Le cliché de l’astronome passant tout son temps l’oeil derrière son télescope, à regarder le ciel, est dépassé. La majorité de la vie de l’astronome moderne se passe derrière un écran d’ordinateur. Il arrive encore cependant qu’il aille observer, dans des endroits reculés et isolés comme l’Observatoire de La Silla au Chili, le premier observatoire de l’ESO (Observatoire Austral Européen) au Chili, construit il y a plus de 50 ans. À travers ce journal de bord vous pourrez découvrir la vie durant ces missions aussi appelées « run d’observation », ce que nous faisons, ce que nous utilisons et comment ça fonctionne… et la vie au Chili.

Vous avez peut être déjà suivi ces aventures en anglais sur la page Facebook de PlanetS, mais voici un peu plus d’images et d’informations !

Jour #1 des observations à La Silla
Aujourd’hui nous sommes le 21 août, et moi, Thibaut, je démarre un voyage pour le Chili où je vais observer sur le télescope suisse de La Silla. Bagages parés, je prends un avion de Genève à Santiago du Chili (la capitale). Il n’y a pas de vol direct alors une escale à Paris est nécessaire. Le vol inter-continental va durer une quinzaine d’heures, heureusement en partie de nuit… si vous arrivez à dormir dans l’avion.

Une fois au Chili, et après quelques mésaventures de bagages endommagés, j’ai pu passer les contrôles de douanes. Le Chili est très protecteur de son environnement et il n’est pas possible, ou difficilement, d’entrer au Chili avec plusieurs choses, comme la viande ou le fromage.

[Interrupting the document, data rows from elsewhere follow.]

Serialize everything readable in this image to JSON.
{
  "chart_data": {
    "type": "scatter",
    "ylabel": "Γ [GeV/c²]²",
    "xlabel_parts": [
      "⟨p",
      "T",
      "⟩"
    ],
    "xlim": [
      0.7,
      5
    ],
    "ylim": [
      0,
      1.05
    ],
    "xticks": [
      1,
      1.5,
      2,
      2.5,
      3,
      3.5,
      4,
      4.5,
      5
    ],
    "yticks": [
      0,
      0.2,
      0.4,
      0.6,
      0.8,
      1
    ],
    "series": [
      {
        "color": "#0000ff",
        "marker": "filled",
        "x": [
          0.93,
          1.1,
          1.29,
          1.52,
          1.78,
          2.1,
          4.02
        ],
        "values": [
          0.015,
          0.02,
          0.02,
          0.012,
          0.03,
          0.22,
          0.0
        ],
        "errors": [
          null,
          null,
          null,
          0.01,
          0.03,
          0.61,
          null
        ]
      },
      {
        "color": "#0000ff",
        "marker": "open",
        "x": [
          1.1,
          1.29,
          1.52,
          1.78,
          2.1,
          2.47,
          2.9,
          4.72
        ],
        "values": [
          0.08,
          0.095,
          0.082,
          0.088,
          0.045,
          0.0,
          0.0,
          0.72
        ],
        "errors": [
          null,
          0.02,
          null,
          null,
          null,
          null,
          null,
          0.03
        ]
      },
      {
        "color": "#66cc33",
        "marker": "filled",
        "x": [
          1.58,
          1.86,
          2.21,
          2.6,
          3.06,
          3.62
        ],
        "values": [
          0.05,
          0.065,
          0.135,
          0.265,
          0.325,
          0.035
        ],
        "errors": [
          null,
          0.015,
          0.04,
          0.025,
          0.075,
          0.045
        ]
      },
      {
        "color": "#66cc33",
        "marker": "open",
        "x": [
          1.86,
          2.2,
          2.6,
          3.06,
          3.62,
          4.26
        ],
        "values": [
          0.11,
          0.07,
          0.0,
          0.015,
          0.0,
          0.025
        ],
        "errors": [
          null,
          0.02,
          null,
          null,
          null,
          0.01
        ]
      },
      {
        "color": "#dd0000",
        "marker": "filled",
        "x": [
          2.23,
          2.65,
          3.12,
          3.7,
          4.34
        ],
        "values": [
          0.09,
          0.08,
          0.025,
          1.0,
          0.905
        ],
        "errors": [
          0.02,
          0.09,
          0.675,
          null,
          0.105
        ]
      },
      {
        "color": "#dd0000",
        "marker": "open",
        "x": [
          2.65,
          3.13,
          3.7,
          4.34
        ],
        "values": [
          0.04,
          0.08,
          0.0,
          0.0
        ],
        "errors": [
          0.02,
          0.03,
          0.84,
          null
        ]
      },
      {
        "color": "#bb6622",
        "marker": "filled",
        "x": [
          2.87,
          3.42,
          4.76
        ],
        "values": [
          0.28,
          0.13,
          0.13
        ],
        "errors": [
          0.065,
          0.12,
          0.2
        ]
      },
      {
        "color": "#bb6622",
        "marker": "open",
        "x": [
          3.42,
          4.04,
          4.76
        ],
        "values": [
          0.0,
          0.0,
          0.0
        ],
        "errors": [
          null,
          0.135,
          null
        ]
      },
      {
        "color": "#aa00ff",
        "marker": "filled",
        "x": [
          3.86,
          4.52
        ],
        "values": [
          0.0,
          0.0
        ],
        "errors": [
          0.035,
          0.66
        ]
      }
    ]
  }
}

Petite exception pour ce dernier : vous pouvez s’il est pasteurisé.

Un taxi m’attend à l’aéroport pour m’emmener à la maison d’hôte de l’ESO. Là je vais rester deux nuits.

Jour #4 des observations à La Silla
À Santiago je suis donc resté à la maison d’hôte de l’ESO. C’est un endroit où les astronomes peuvent se reposer entre les divers vols. C’est aussi un lieu idéal pour rencontrer d’autres astronomes et débuter des discussions ! Habituellement les gens restent une nuit, le temps de récupérer du long vol, mais je devais rencontrer d’autres personnes dans la capitale je suis donc resté une nuit supplémentaire. Le 24 août j’ai quitté Santiago pour prendre le vol d’une heure vers La Serena, puis le bus (3h) pour La Silla où je dois commencer les observations le 26. Le bus n’est pas une ligne régulière, il est mis en place par l’ESO pour récupérer les astronomes à l’aéroport, et pour transporter les employés entre leur domicile et la montagne.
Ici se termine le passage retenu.